Are Woke Forces Trying To Attack The Olympics? Or Is That Just Putin?
You might not be shocked.
Isn’t it heartwarming the way the Olympics brings the world together? That’s the part right-wing Christians and Vladimir Putin hate the most! Oh well, every party’s gotta have a pooper.
The latest perceived insult to stick in right-wingers’ craws was France’s opening ceremony at the Olympics, which had symbolism they did not understand, so therefore it must be about SATAN. The Olympics are UNDER ATTACK BY WOKE FORCES!
As it turns out, people have been trying to attack the Olympics. But it is not woke forces! It is mostly just Putin, thirsty for chaos, as usual.
Last Friday there were four coordinated arson attacks that severed signaling cables on France’s high-speed rail lines, hours before the opening ceremonies began. All were fortunately thwarted before somebody got hurt. Nobody knows yet whodunit, but obviously multiple people who are still out there, which is unsettling.
And Microsoft has warned that Russia — not invited on account of invading Ukraine, and still very bitter about it — has been using AI to create fake French media websites to stoke fears of Olympics violence and terrorism, so nobody will show up to France’s party, and it’ll make France cry.
And then on Sunday, a Russian 40-year-old private chef who’d appeared on Russian reality shows was arrested for planning a “large scale” Olympics plot of an unknown nature, caught red-handed with a document linking him to a Russian special forces unit under the command of the FSB.
So if you’re gonna worry about the Olympics, maybe worry about that?

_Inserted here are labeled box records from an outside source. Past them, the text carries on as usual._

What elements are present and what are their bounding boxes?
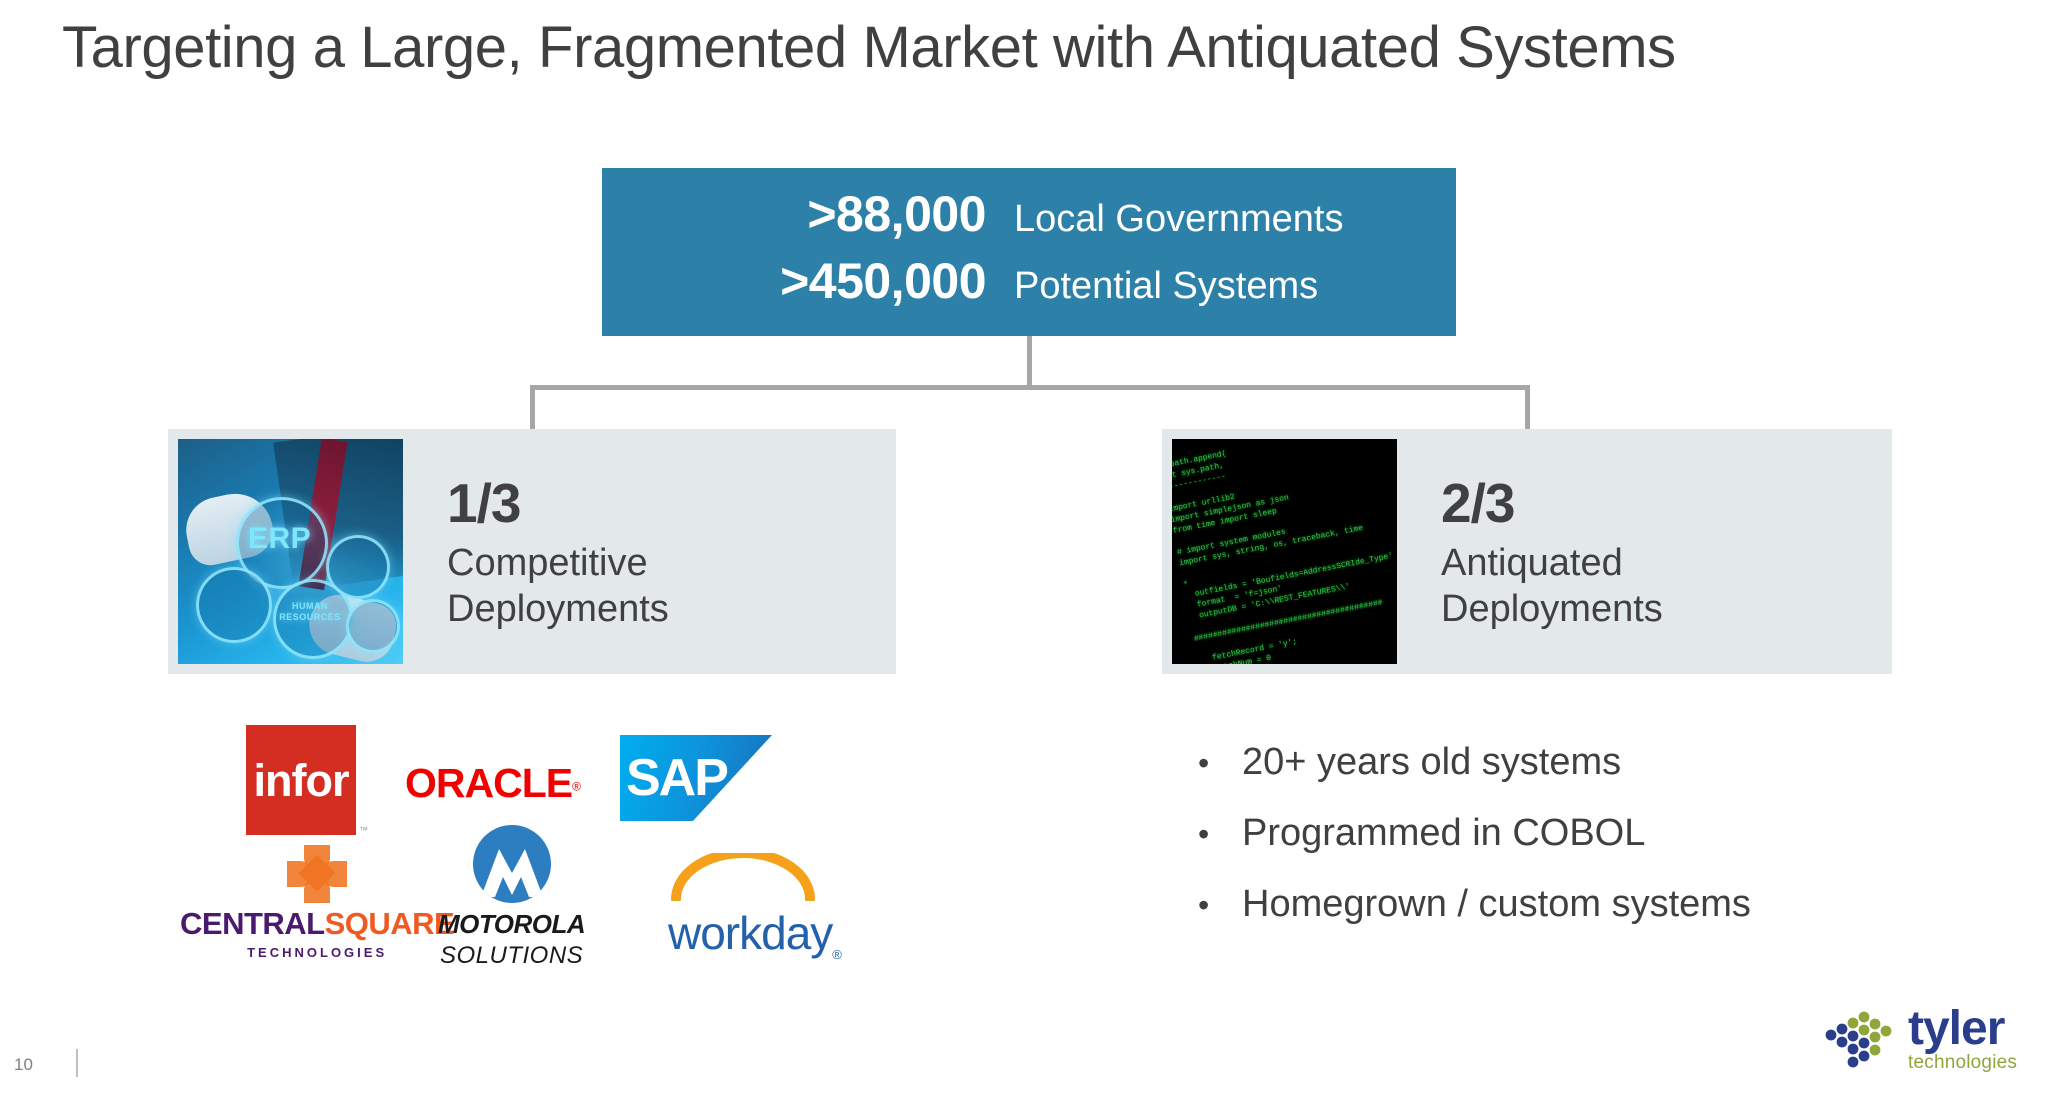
- infor-trademark-symbol: ™: [359, 825, 368, 835]
- stat-row-local-governments: >88,000 Local Governments: [698, 185, 1456, 252]
- card-caption-line2: Deployments: [447, 586, 669, 632]
- connector-line-vertical-main: [1027, 336, 1032, 388]
- motorola-m-icon: [473, 825, 551, 903]
- oracle-logo-text: ORACLE: [405, 760, 572, 806]
- oracle-registered-symbol: ®: [572, 780, 581, 794]
- antiquated-systems-bullet-list: • 20+ years old systems • Programmed in …: [1198, 738, 1898, 951]
- workday-logo-text: workday: [668, 907, 832, 959]
- gear-icon: [196, 567, 272, 643]
- sap-logo-text: SAP: [626, 752, 727, 804]
- workday-registered-symbol: ®: [832, 947, 841, 962]
- gear-icon: [326, 535, 390, 599]
- card-caption-line1: Antiquated: [1441, 540, 1663, 586]
- tyler-technologies-logo: tyler technologies: [1824, 1001, 2034, 1079]
- bullet-text: 20+ years old systems: [1242, 738, 1621, 786]
- stat-number-local-governments: >88,000: [698, 185, 986, 243]
- gear-icon: [346, 599, 400, 653]
- list-item: • Homegrown / custom systems: [1198, 880, 1898, 929]
- stat-row-potential-systems: >450,000 Potential Systems: [698, 252, 1456, 319]
- bullet-text: Programmed in COBOL: [1242, 809, 1645, 857]
- page-number: 10: [14, 1055, 33, 1075]
- stat-label-potential-systems: Potential Systems: [1014, 265, 1318, 308]
- list-item: • Programmed in COBOL: [1198, 809, 1898, 858]
- card-caption-line2: Deployments: [1441, 586, 1663, 632]
- card-fraction-two-thirds: 2/3: [1441, 472, 1663, 534]
- motorola-logo-subtitle: SOLUTIONS: [438, 942, 585, 970]
- connector-line-vertical-left: [530, 385, 535, 431]
- logo-oracle: ORACLE®: [405, 760, 581, 807]
- centralsquare-logo-text-part1: CENTRAL: [180, 906, 325, 941]
- connector-line-vertical-right: [1525, 385, 1530, 431]
- erp-image-label-main: ERP: [248, 522, 311, 556]
- legacy-code-terminal-image: s.path.append( int sys.path, -----------…: [1172, 439, 1397, 664]
- centralsquare-logo-text-part2: SQUARE: [325, 906, 455, 941]
- terminal-code-text: s.path.append( int sys.path, -----------…: [1172, 439, 1397, 664]
- tyler-dot-arrow-icon: [1824, 1005, 1900, 1075]
- erp-image-label-secondary: HUMAN RESOURCES: [278, 601, 342, 623]
- footer-divider: [76, 1049, 78, 1077]
- card-text-block: 2/3 Antiquated Deployments: [1441, 472, 1663, 632]
- competitor-logo-grid: infor ™ ORACLE® SAP ® CENTRALSQUARE TECH…: [180, 705, 900, 975]
- page-title: Targeting a Large, Fragmented Market wit…: [62, 14, 1676, 81]
- sap-registered-symbol: ®: [730, 806, 737, 817]
- erp-gears-image: ERP HUMAN RESOURCES: [178, 439, 403, 664]
- centralsquare-logo-subtitle: TECHNOLOGIES: [180, 945, 454, 960]
- logo-centralsquare: CENTRALSQUARE TECHNOLOGIES: [180, 845, 454, 960]
- logo-motorola-solutions: MOTOROLA SOLUTIONS: [438, 825, 585, 970]
- infor-logo-box: infor ™: [246, 725, 356, 835]
- bullet-marker-icon: •: [1198, 739, 1242, 787]
- bullet-text: Homegrown / custom systems: [1242, 880, 1751, 928]
- card-caption-line1: Competitive: [447, 540, 669, 586]
- list-item: • 20+ years old systems: [1198, 738, 1898, 787]
- logo-infor: infor ™: [246, 725, 356, 835]
- card-antiquated-deployments: s.path.append( int sys.path, -----------…: [1162, 429, 1892, 674]
- infor-logo-text: infor: [254, 758, 349, 803]
- connector-line-horizontal: [530, 385, 1530, 390]
- logo-sap: SAP ®: [620, 735, 772, 821]
- tyler-tagline: technologies: [1908, 1052, 2017, 1074]
- card-competitive-deployments: ERP HUMAN RESOURCES 1/3 Competitive Depl…: [168, 429, 896, 674]
- sap-logo-shape: SAP ®: [620, 735, 772, 821]
- tyler-company-name: tyler: [1908, 1006, 2017, 1052]
- centralsquare-diamond-icon: [287, 845, 347, 903]
- card-text-block: 1/3 Competitive Deployments: [447, 472, 669, 632]
- card-fraction-one-third: 1/3: [447, 472, 669, 534]
- motorola-m-glyph: [473, 835, 551, 903]
- motorola-logo-text: MOTOROLA: [438, 909, 585, 940]
- tyler-wordmark: tyler technologies: [1908, 1006, 2017, 1074]
- logo-workday: workday®: [668, 853, 841, 980]
- stat-number-potential-systems: >450,000: [698, 252, 986, 310]
- market-stat-box: >88,000 Local Governments >450,000 Poten…: [602, 168, 1456, 336]
- bullet-marker-icon: •: [1198, 881, 1242, 929]
- workday-arc-icon: [668, 853, 818, 901]
- bullet-marker-icon: •: [1198, 810, 1242, 858]
- stat-label-local-governments: Local Governments: [1014, 198, 1344, 241]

But let’s have a little chortle at the latest example of Christian right-wingers not understanding something, then deciding that thing is a worldwide spiritual warfare conspiracy that’s out to get them, instead of, like, looking it up.
We of course speak of the Olympic opening ceremonies, which featured the PALE HORSE OF DEATH, and drag queens MOCKING THE LAST SUPPER! And also there was HEAVY METAL and BEHEADED LADIES and WOKE NIGHTMARE!
Plus, an implied threesome with people wearing disco pants and loud prints, because France is a république full of liberté and égalité that doesn’t give a care what a bunch of performative Christian authoritarian-huggers think.
The drag queens, heavy metal and implied threesome were actually real. But the rest of it sprung up fully formed from right-wingers’ fertile imaginations, like genitals on an M&M.
Turns out that tableau wasn’t a depiction of “The Last Supper” at all. The blue guy festooned with a bunch of fruit might have been a clue, as there was not one of those at the Last Supper. Why, they’re Greek Gods. The Olympics, Olympian Gods, get it? The blue guy is Dionysus, the Greek God of wine and pleasure. Because France still teaches art history au lycée!
But ‘Muricans only know two paintin’s with a group in it, so if it isn’t “Dogs Playing Poker” then it must be the other one.
Fussed Republican Speaker Mike Johnson on Twitter, “Last night’s mockery of the Last Supper was shocking and insulting to Christian people around the world who watched the opening ceremony of the Olympic Games.”
Elon Musk, who has been known to dabble in AI misinformation, cosplay in Satanic outfits and push the Russian agenda himself (and has he ever even been inside a church?) declared it “extremely disrespectful to Christians.”
The artistic director of the opening ceremony, Thomas Jolly, was confused by the confusion.
“It’s not my inspiration and that should be pretty obvious. There’s Dionysus arriving on a table. Why is he there? First and foremost, because he is the god of celebration in Greek mythology and the tableau is called ‘Festivity.’ He is also the god of wine, which is also one of the jewels of France, and the father of Séquana, the goddess of the river Seine. The idea was to depict a big pagan celebration, linked to the gods of Olympus, and thus the Olympics.”
So see, Marjorie Taylor Greene? That was not the pale horse from the Book of Revelations!
In spite of the deeply stupid misunderstanding, Olympic organizers apologized anyway to anyone who was offended, and Jolly said he did not mean to moquer ou choquer anybody. “I did not intend to be subversive or to mock or shock … In France we can believe or not believe, in France we have a lot of rights and I wanted to convey those values throughout the ceremony.”
We still do have those rights and values in America, even if it seems like half the country doesn’t want them anymore. That’s what happens when you cut the liberal arts!
Oh well, suck it, snowflakes.
May the games stay safe!
I loved all the open ceremonies (because obviously I’m a godless heathen) but that river horse was so fucking cool. Now I like it even more since it gave Elno buttchapping.
Dear US of A Christianists: Not everything is about you.